The major reason for incorporating a business is to steer away from the risk of personal liability. Unlike partners and sole owners, shareholders of a corporation are not personally liable for business loans and liabilities; their risk is limited only to the extent of their investment in the corporation. Forming a corporation offers an inexpensive shield in today's business environment where people are always looking for reasons to sue.

Definition and History of a Corporation

A corporation is a distinct business entity separate from its owners. It's registered with the state authority (usually the secretary of state) and is governed by a state-level corporate law. As a distinct legal entity, a corporation has its own rights and obligations. It can conduct business in its own name and is also liable to pay its taxes.

You can refer to a corporation as a "person" but not as a "natural person." The term “natural person” used in some laws refers to human beings only.

Corporations have a long history. Several hundred years ago, they were invented to promote world voyages and other risky ventures. Earlier on, when corporations were not there, promoters faced the risk of unlimited liability on the failure of a venture.

As corporations were introduced into the business world, people could collectively invest huge amounts of money in a new venture. They shared the profits on its success, and if it failed, they would only lose their initial investment.
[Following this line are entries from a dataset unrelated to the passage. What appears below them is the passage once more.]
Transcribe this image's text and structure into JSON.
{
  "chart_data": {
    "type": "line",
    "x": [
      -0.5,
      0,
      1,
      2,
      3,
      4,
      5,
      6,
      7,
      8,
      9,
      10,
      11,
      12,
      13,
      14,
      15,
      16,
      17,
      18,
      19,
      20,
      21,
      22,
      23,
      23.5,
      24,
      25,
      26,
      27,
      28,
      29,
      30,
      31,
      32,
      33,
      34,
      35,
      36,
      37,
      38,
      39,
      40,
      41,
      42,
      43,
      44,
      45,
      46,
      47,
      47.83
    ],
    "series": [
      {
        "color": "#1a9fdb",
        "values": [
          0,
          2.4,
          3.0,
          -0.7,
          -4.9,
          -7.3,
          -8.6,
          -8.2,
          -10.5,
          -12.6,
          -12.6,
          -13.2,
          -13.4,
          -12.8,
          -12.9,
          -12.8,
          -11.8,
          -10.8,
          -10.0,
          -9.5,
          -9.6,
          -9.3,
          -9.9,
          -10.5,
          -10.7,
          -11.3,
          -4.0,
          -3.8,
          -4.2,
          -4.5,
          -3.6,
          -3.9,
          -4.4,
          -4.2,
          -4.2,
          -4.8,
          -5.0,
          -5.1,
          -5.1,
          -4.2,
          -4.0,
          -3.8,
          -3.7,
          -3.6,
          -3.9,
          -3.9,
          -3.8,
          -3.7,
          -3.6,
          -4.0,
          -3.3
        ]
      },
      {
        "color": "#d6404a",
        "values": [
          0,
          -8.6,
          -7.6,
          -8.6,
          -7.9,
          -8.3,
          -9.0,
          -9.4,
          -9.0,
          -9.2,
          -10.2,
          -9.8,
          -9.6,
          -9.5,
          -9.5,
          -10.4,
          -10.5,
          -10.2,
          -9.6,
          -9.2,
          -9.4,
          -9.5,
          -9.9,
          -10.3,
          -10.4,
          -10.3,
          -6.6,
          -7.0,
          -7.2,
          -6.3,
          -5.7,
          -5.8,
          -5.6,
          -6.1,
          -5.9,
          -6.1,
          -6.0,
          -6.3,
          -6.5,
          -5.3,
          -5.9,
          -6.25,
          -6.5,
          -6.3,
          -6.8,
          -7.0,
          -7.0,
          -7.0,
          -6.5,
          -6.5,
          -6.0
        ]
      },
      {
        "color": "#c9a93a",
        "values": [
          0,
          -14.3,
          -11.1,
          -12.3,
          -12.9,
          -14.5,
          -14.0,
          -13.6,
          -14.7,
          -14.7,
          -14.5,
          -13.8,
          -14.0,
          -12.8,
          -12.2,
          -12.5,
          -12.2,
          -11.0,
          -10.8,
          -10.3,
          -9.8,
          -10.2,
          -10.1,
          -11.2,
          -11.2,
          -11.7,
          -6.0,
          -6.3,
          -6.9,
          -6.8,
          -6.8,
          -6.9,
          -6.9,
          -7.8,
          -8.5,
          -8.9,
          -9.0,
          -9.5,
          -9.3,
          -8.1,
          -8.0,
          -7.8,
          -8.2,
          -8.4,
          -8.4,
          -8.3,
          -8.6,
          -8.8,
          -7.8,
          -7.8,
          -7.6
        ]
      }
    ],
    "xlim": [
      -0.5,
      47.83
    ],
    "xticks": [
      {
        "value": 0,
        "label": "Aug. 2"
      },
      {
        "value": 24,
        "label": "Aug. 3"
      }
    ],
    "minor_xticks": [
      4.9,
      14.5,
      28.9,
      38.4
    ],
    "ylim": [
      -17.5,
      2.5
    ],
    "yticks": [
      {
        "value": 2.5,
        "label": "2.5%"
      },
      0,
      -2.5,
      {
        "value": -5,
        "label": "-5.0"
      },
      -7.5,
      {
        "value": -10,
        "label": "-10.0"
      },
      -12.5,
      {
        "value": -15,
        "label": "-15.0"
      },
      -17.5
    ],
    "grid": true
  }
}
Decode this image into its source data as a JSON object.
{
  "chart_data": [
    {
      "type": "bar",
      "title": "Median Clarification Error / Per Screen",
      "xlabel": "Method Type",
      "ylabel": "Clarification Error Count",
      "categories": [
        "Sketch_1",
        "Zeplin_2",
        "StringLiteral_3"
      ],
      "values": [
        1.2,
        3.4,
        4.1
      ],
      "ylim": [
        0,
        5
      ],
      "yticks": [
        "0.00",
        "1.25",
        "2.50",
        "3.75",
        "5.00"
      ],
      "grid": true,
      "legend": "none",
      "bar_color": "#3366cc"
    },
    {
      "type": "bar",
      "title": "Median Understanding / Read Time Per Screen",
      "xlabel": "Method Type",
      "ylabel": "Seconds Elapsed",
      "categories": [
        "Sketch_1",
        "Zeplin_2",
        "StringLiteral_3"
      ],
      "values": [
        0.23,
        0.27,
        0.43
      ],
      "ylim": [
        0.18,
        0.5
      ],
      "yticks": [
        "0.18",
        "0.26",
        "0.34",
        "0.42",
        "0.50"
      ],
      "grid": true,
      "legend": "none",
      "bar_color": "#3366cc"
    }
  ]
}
Over its long period of evolution, it has developed a backing of strong law and machinery to ensure smooth functioning and take care of any malpractices like insider trading and struggle for power between shareholders.

How a Corporation Functions

  • The basic structure of a corporation includes shareholders who elect a team of directors (called the board of directors or simply the board) to manage the business.
  • The directors appoint managers and officers to run the day-to-day affairs of the corporation.
  • Most of the corporations have a president or CEO, a treasurer or CFO, and a secretary among their officers.
  • Usually, a shareholders' meeting is held every year. The major businesses transacted in such a meeting include electing of directors and approving of financial accounts and other actions of the board.
  • The board of directors conducts its meeting annually or quarterly, wherein it reviews the actions of the officers.
  • The officers of the corporation meet as often as they consider necessary for smooth functioning of the business.

The directors and officers of a corporation are bound by the fiduciary duty, meaning that they are legally required to act in the best interest of the company and its shareholders. Any negligence or breach in the performance of this duty can make them personally liable for the loss or damage.

It's not just enough to act in good faith; they must exercise due care and caution to protect the company in every transaction they enter into. For example, if they fail to make proper inquiry or investigation, then they can be held personally liable even if they conducted a certain deal in all genuineness. However, a genuine error in judgment, without any negligence, may not create personal liability.

Who Controls a Corporation the Most?

One who holds or controls the majority of voting power controls a corporation. If you hold 51 percent of the voting power, you can elect most of the directors. Although voting power is usually equivalent to the number of shares you own, it may not be the same case if a corporation issues shares with disproportionate voting rights.

A majority shareholder can run the company almost as he or she wishes. However, minority shareholders too have certain protective rights under the law. Most of the states grant the following two important rights to minority shareholders:

  • The right to receive the same price per share that the majority shareholder receives when the company is being sold.
  • The right to receive the same amount of dividend per share as the majority shareholder.